# Blitzsafe - VW/M-Link1V.5 iPod interface with iPod nano (4th generation)



## BlueVWR32:. (Mar 28, 2006)

Please help me solve this problem I am having with an ipod interface I installed in my wife’s 20th Aniv. GTI utilizing the stock headunit.
Here goes, I ordered a Blitzsafe - VW/M-Link1V.5 iPod interface from Enfig. I performed the install and began testing it. My wife has a iPod nano (4th generation) which is supported by the interface I purchased. While listening to music the ipod nano will pause the song for no apparent reason, I take it off pause and continue listening, then it pauses again, this keeps happening over and over again.
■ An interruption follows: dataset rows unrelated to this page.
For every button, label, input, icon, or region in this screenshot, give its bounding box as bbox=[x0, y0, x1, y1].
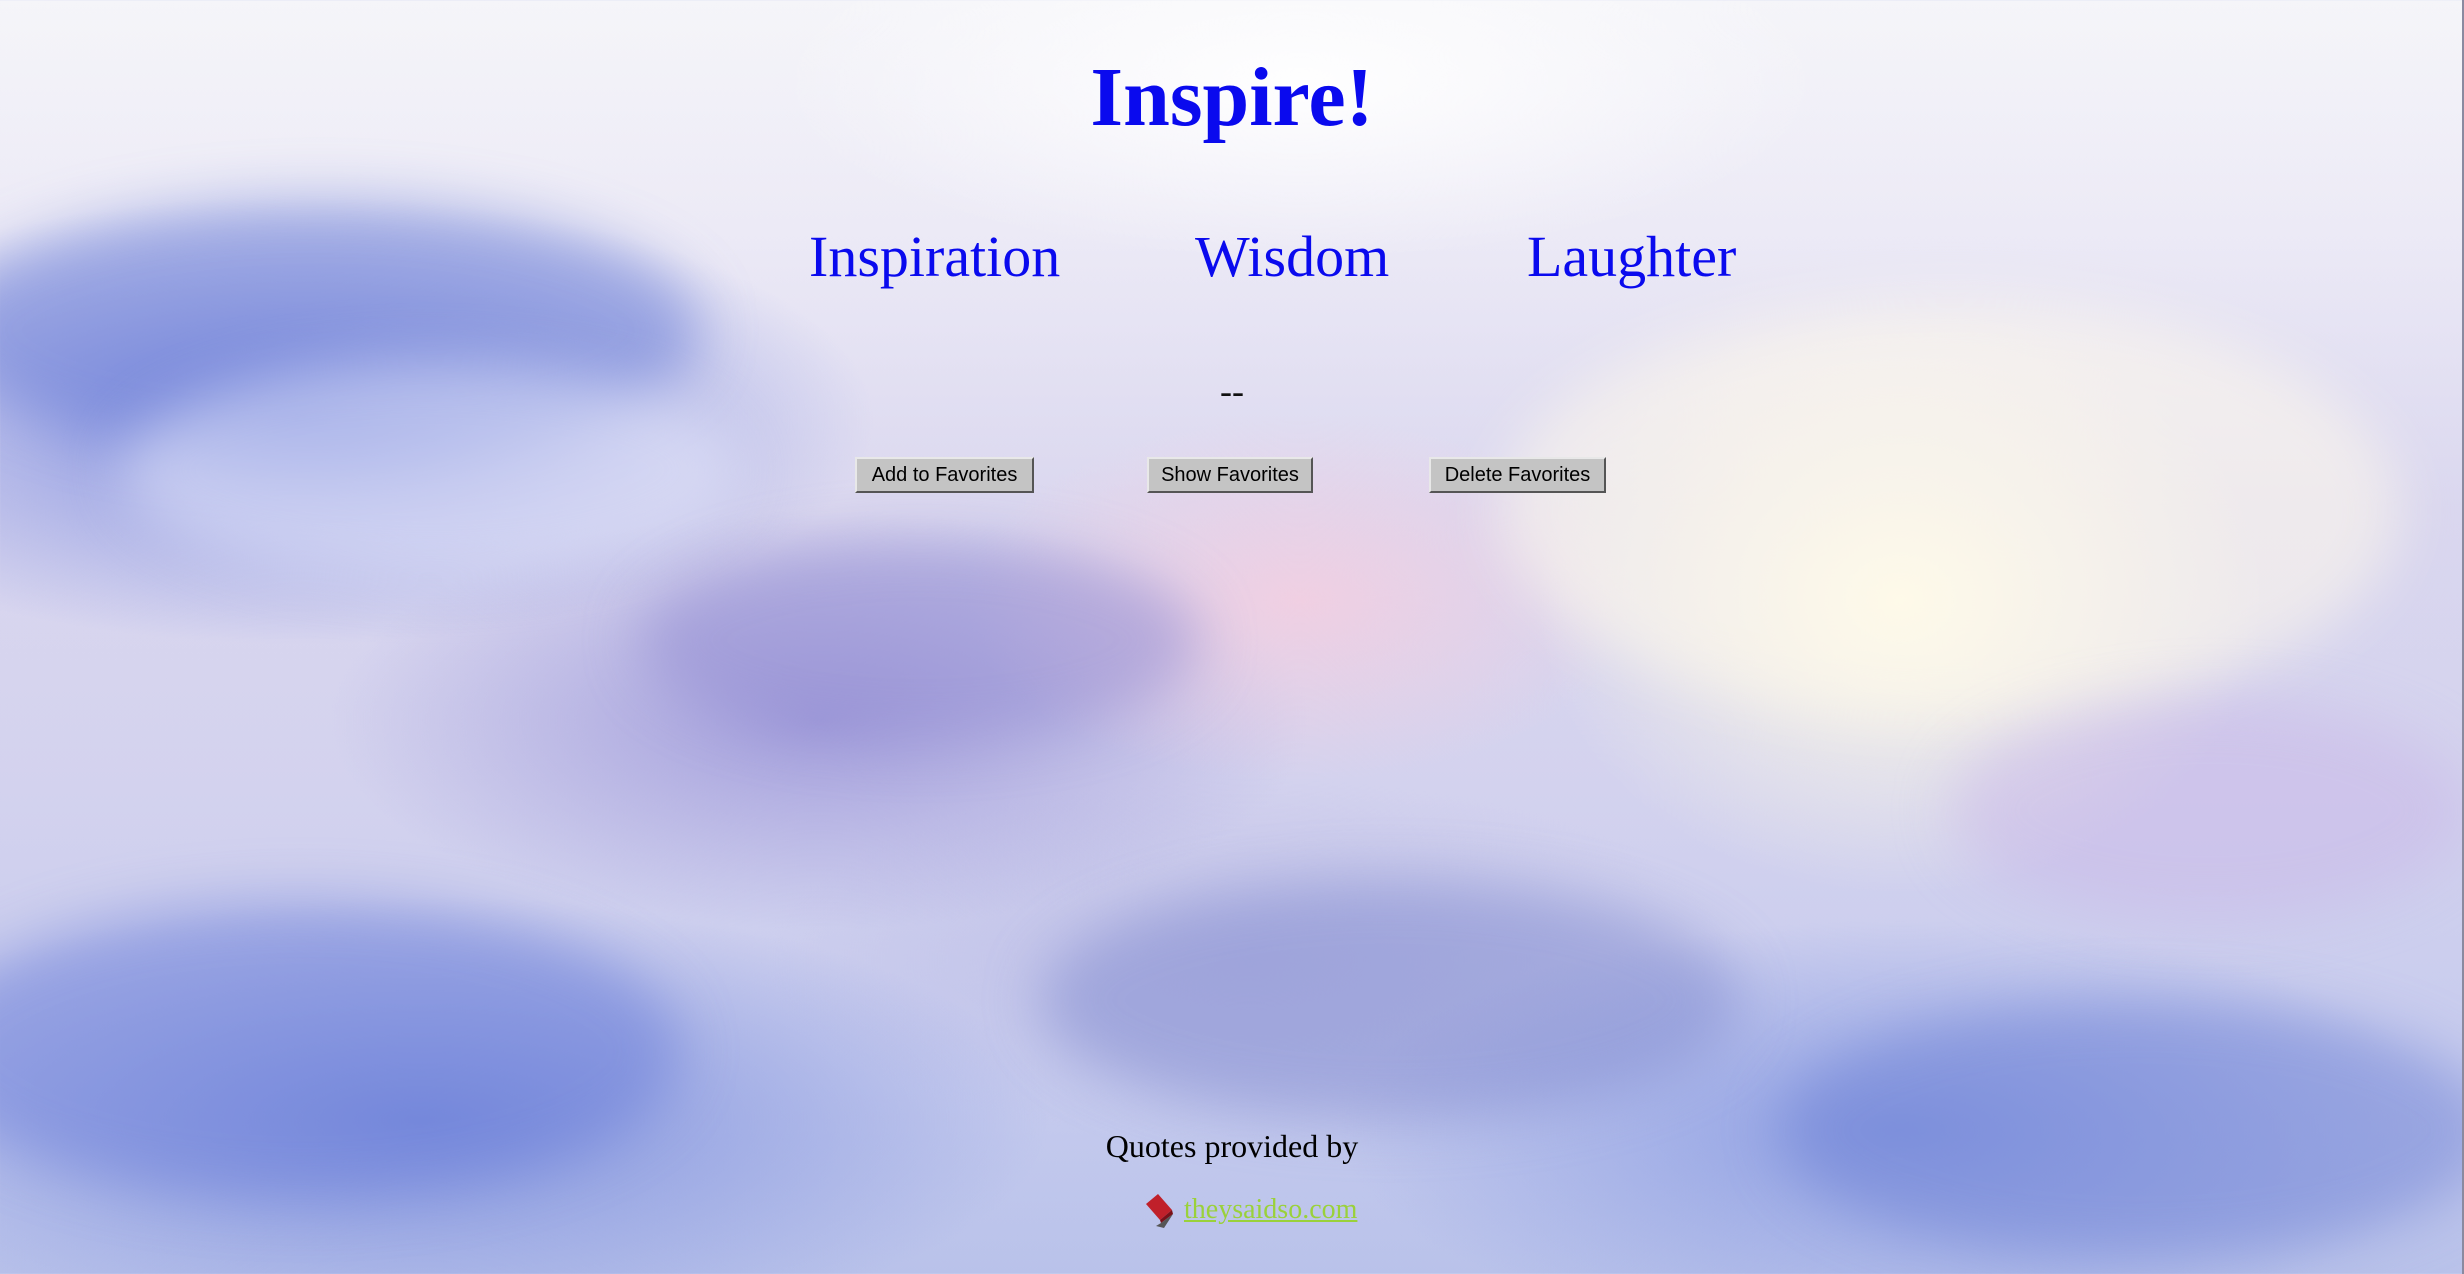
show-favorites-button[interactable]: Show Favorites bbox=[1147, 457, 1313, 493]
quote-book-icon[interactable] bbox=[1142, 1190, 1176, 1230]
credit-row: theysaidso.com bbox=[1142, 1190, 1357, 1230]
cloud-bg-3 bbox=[640, 540, 1200, 740]
add-to-favorites-button[interactable]: Add to Favorites bbox=[855, 457, 1034, 493]
category-wisdom[interactable]: Wisdom bbox=[1195, 225, 1389, 289]
quote-text: -- bbox=[1220, 371, 1244, 411]
page-title: Inspire! bbox=[1090, 51, 1374, 144]
theysaidso-link[interactable]: theysaidso.com bbox=[1184, 1194, 1357, 1226]
quotes-provided-label: Quotes provided by bbox=[1105, 1128, 1359, 1164]
cloud-bg-5 bbox=[1040, 880, 1740, 1120]
delete-favorites-button[interactable]: Delete Favorites bbox=[1429, 457, 1606, 493]
category-laughter[interactable]: Laughter bbox=[1527, 225, 1736, 289]
cloud-bg-4 bbox=[1500, 300, 2400, 720]
cloud-bg-8 bbox=[1950, 700, 2464, 920]
cloud-bg-1 bbox=[0, 200, 700, 460]
category-inspiration[interactable]: Inspiration bbox=[809, 225, 1060, 289]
I tested my ipod (4yr old 20 GB click wheel ipod) and it works flawlessly, no problems with it pausing, it worked fine. Next I started going through the settings on the ipod nano and reset all option to the ipod default settings, the problem still persists.
Does anybody have any ideas on how to resolve this issue? BTW, the ipod nano works fine when it is not connected to the ipod interface, when my wife uses the ear buds she has no problems with it.


----------



## lstiffler (Jan 22, 2004)

I know this is a relatively older post but I'm having the same problem. Any luck solving it?


_Modified by lstiffler at 8:14 PM 5-8-2009_


----------